Mit Hambloch und Feldmann nicht zu schlagen

Siegerland..  Das zuletzt punkgleiche Spitzenquartett ist gesprengt, denn nur zwei der vier Aufstiegskandidaten lösten ihre Auswärtsaufgabe. Während Bösperde (in Letmathe) und Attendorn/Ennest (in Halden-Herbeck) bedrohliche Rückstände in der Endphase umbogen, kassierte neben der DJK GW Emst (bei TuS 03 Hagen) auch die Reserve des RSVE Eiserfeld eine Niederlage. Die Ferndorfer Drittgarnitur bejubelte derweil ihren siebten Saisonsieg, liegt aber noch auf einem Abstiegsplatz.

TuS Ferndorf III – VfL Eintracht Hagen IV 37:28 (17:14). Neben dem Minimalziel, beide Punkte einzufahren und die Hagener wieder in den Abstiegssog zu ziehen, gewann die im Hinspiel mit 21:28 unterlegene TuS-Dritte auch den direkten Vergleich. „Den hätten wir nach einem zwischenzeitlichen Elf-Tore-Vorsprung fast noch verspielt“, kommentierte Michael Lerscht, der den verhinderten Martin Steinbach als Coach vertrat.

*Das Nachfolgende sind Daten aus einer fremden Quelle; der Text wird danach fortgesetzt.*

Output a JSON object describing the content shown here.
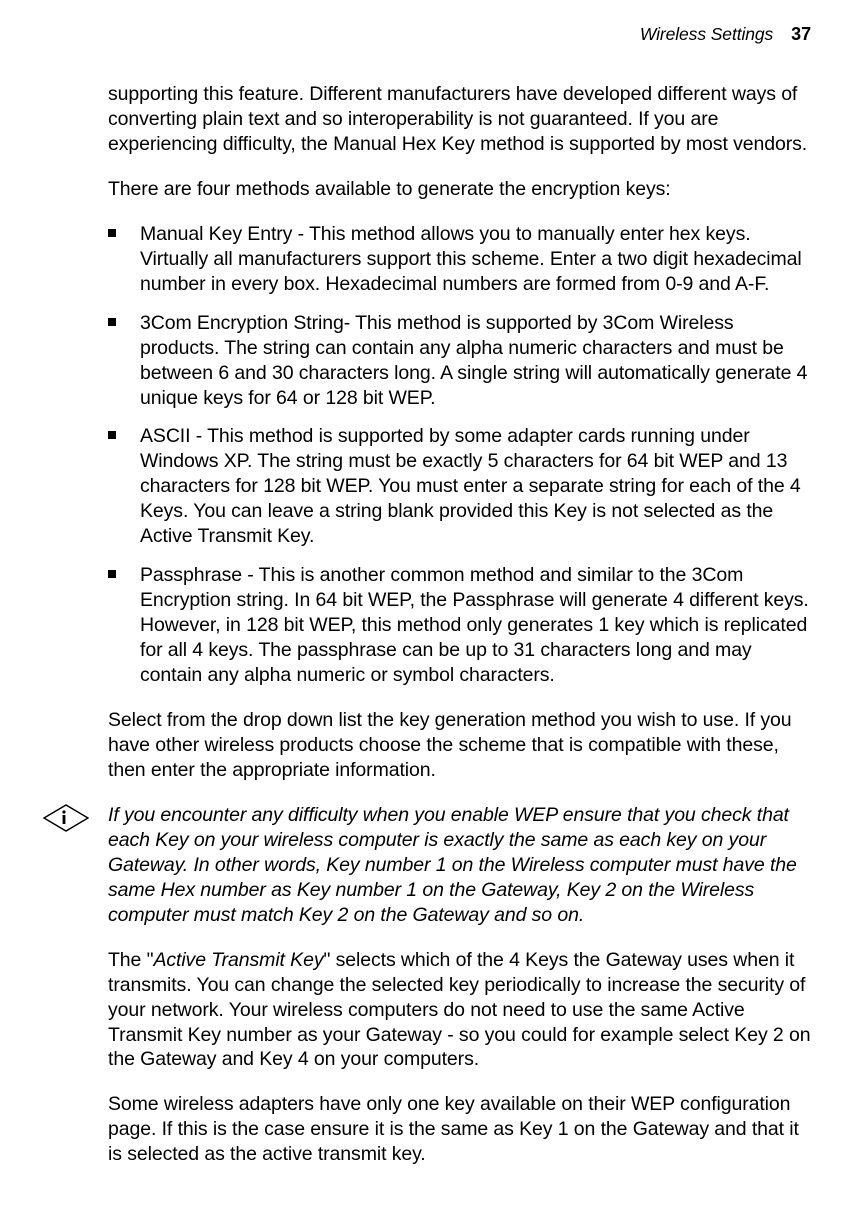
{
  "header": {
    "section": "Wireless Settings",
    "page": "37"
  },
  "p1": "supporting this feature. Different manufacturers have developed different ways of converting plain text and so interoperability is not guaranteed. If you are experiencing difficulty, the Manual Hex Key method is supported by most vendors.",
  "p2": "There are four methods available to generate the encryption keys:",
  "bullets": [
    "Manual Key Entry - This method allows you to manually enter hex keys. Virtually all manufacturers support this scheme. Enter a two digit hexadecimal number in every box. Hexadecimal numbers are formed from 0-9 and A-F.",
    "3Com Encryption String- This method is supported by 3Com Wireless products. The string can contain any alpha numeric characters and must be between 6 and 30 characters long. A single string will automatically generate 4 unique keys for 64 or 128 bit WEP.",
    "ASCII - This method is supported by some adapter cards running under Windows XP. The string must be exactly 5 characters for 64 bit WEP and 13 characters for 128 bit WEP. You must enter a separate string for each of the 4 Keys. You can leave a string blank provided this Key is not selected as the Active Transmit Key.",
    "Passphrase - This is another common method and similar to the 3Com Encryption string. In 64 bit WEP, the Passphrase will generate 4 different keys. However, in 128 bit WEP, this method only generates 1 key which is replicated for all 4 keys. The passphrase can be up to 31 characters long and may contain any alpha numeric or symbol characters."
  ],
  "p3": "Select from the drop down list the key generation method you wish to use. If you have other wireless products choose the scheme that is compatible with these, then enter the appropriate information.",
  "note": "If you encounter any difficulty when you enable WEP ensure that you check that each Key on your wireless computer is exactly the same as each key on your Gateway. In other words, Key number 1 on the Wireless computer must have the same Hex number as Key number 1 on the Gateway, Key 2 on the Wireless computer must match Key 2 on the Gateway and so on.",
  "p4_pre": "The \"",
  "p4_em": "Active Transmit Key",
  "p4_post": "\" selects which of the 4 Keys the Gateway uses when it transmits. You can change the selected key periodically to increase the security of your network. Your wireless computers do not need to use the same Active Transmit Key number as your Gateway - so you could for example select Key 2 on the Gateway and Key 4 on your computers.",
  "p5": "Some wireless adapters have only one key available on their WEP configuration page. If this is the case ensure it is the same as Key 1 on the Gateway and that it is selected as the active transmit key."
}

Dank der Routine und individuellen Klasse von Nils Hambloch und Michael Feldmann, der direkt aus dem Urlaub in die Halle kam, sowie eines treffsicheren Lars Heinrich beherrschten die Kreuztaler die Szenerie, auch wenn es einige Lücken in der nicht eingespielten Deckung gab. „Auch als die Hagener mit doppelter Manndeckung agierten, sind wir nicht nervös geworden“, lobte Lerscht, der die Leistung von Keeper Nils Thies hervorhob. Am kommenden Samstag (19.30 Uhr) sollen ausgerechnet in Emst „big points“ zur Rettung eingefahren werden.

TuS III: Thies; Hambloch (11), Heinrich (9), Feldmann (8/1), S. Strack (4), Maletz (2), Fe. Paul (2), Jung (1), D. Strack, da Silva, Fa. Paul. Prinz, Thiemann.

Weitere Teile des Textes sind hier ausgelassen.